General and Administrative. General and administrative expenses were $16.9 million, or 18 percent of total revenues, during fiscal 2004, compared to
$13.0 million, or 26 percent of total revenues, during fiscal 2003, an increase of $3.9 million. The increase was primarily due to an increase of $3.0 million in
employee-related costs and an increase of $900,000 in professional and outside service costs. Our general and administrative headcount increased by 29
percent from fiscal 2003 as we added personnel to support our growth.
Lease Recovery. In December 2001, we abandoned excess office space in San Francisco, California and recorded a $7.7 million charge in the fourth
quarter of fiscal 2002 pertaining to the estimated future net obligations under the non-cancelable lease. Since the space was not leased to a subtenant, there
were no immediate cash savings from the abandonment.
In August 2003, we entered into an agreement, releasing us from future obligations for some of the space abandoned, in connection with the landlord's
lease of this space to another tenant. Accordingly, we recorded a $4.3 million credit to reflect the reversal of the remaining accrued liability that was directly
associated with this space. During the fourth quarter of fiscal 2004, we recorded an additional accrual of $900,000 related to the remaining 5,000 square feet
of abandoned office space in San Francisco. This additional accrual resulted from a revision of our estimates of the timing and amount of projected subtenant
income based on difficulties in subleasing the remaining space.
Operating Income (Loss). Operating income during fiscal 2004 was $3.7 million and included the $3.4 million lease recovery described above. The
operating loss during fiscal 2003 was $10.5 million. The increase in operating income was primarily due to a $45.0 million increase in revenues, most of
which was re-invested in an effort to expand our business.
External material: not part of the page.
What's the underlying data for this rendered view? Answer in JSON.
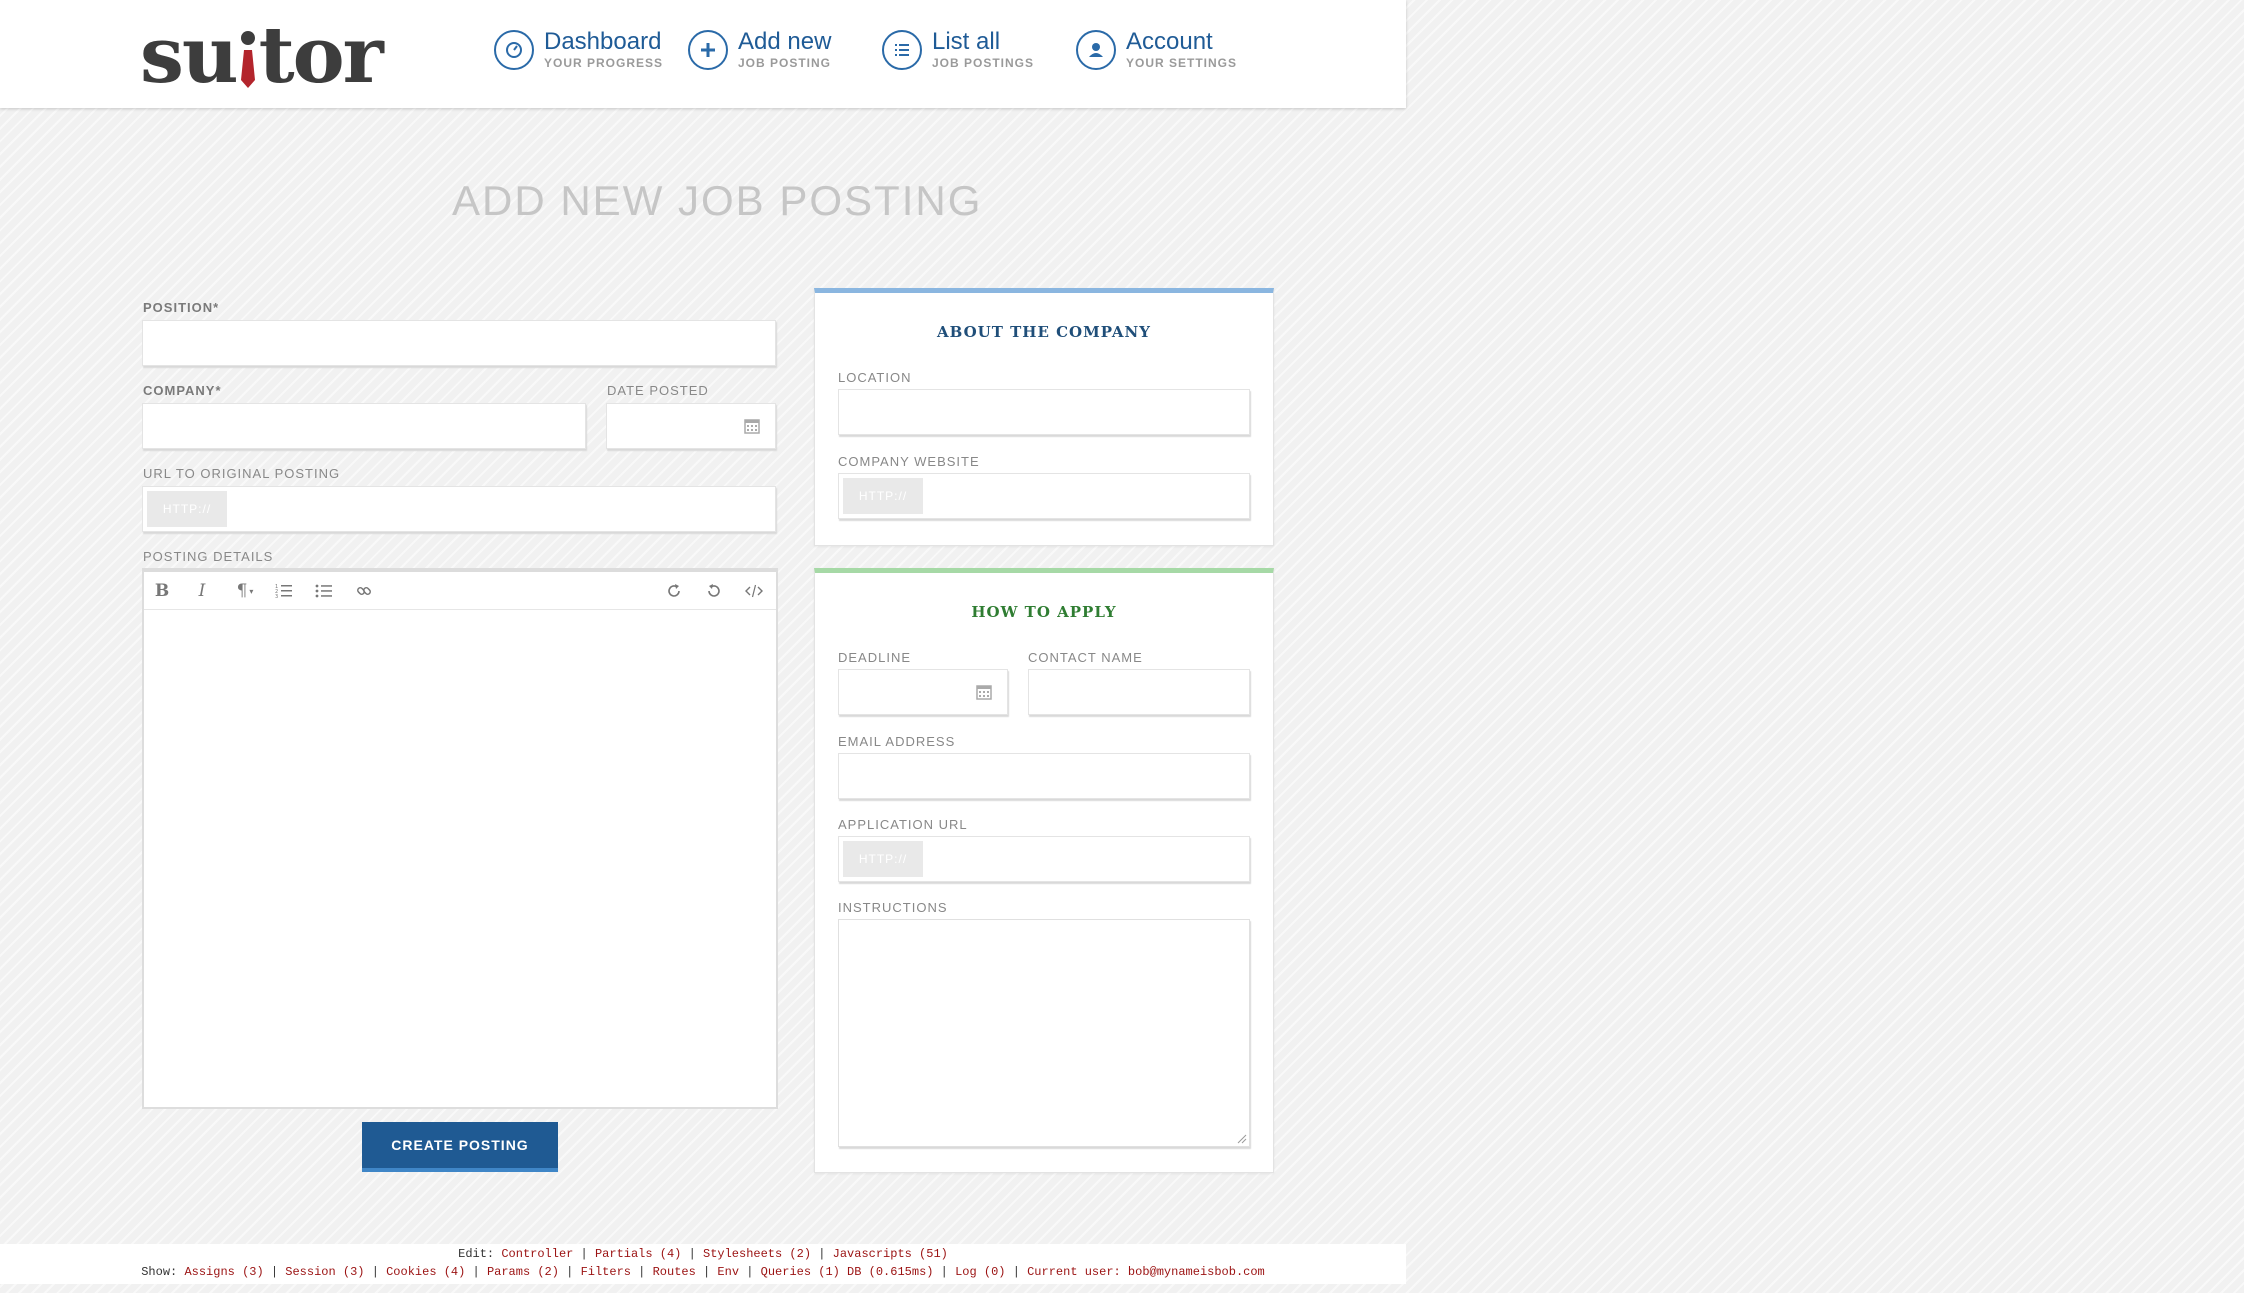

Loss from operations outside of the Americas was $1.1 million during fiscal 2004 and was $3.8 million during fiscal 2003. The continued losses outside
of the Americas were due to our efforts in expanding the number of locations where we conduct business and expanding our international selling and
marketing activities.
Interest Income. Interest income consists of investment income on cash and marketable securities balances and interest income on outstanding loans
made to individuals who early exercised their stock options. Interest income was $379,000 during fiscal 2004, compared to $471,000 during fiscal 2003, a
decrease of $92,000. The decrease was primarily due to declining interest rates and the mix of marketable securities investments, substantially offset by higher
cash and marketable securities balances.
Provision for Income Taxes. The provision for income taxes of $541,000 during fiscal 2004 represented federal alternative minimum taxes of
approximately $200,000, and various state income taxes and foreign withholding taxes of approximately $300,000. Our effective tax rate for fiscal 2004 was
13 percent as compared to zero for fiscal 2003. The effective tax rate differs from the statutory rate primarily due to domestic loss carryovers net of foreign
losses with no benefit.
Our deferred tax asset balance at January 31, 2004 was $19.7 million and was fully offset by a valuation allowance of the same amount due to
uncertainties regarding realization of the deferred tax asset balance.
Liquidity and Capital Resources
At January 31, 2005, our principal sources of liquidity were cash, cash equivalents and marketable securities totaling $205.9 million, accounts
receivable of $48.9 million and cash flow provided by operating activities in fiscal 2005 of $55.9 million.
In June 2004, we completed the sale of 11,500,000 shares of common stock in an initial public offering, including the underwriters' exercise of an over-
allotment option, and realized net proceeds of $113.8 million. To date, we have not spent any of the proceeds from the initial public offering.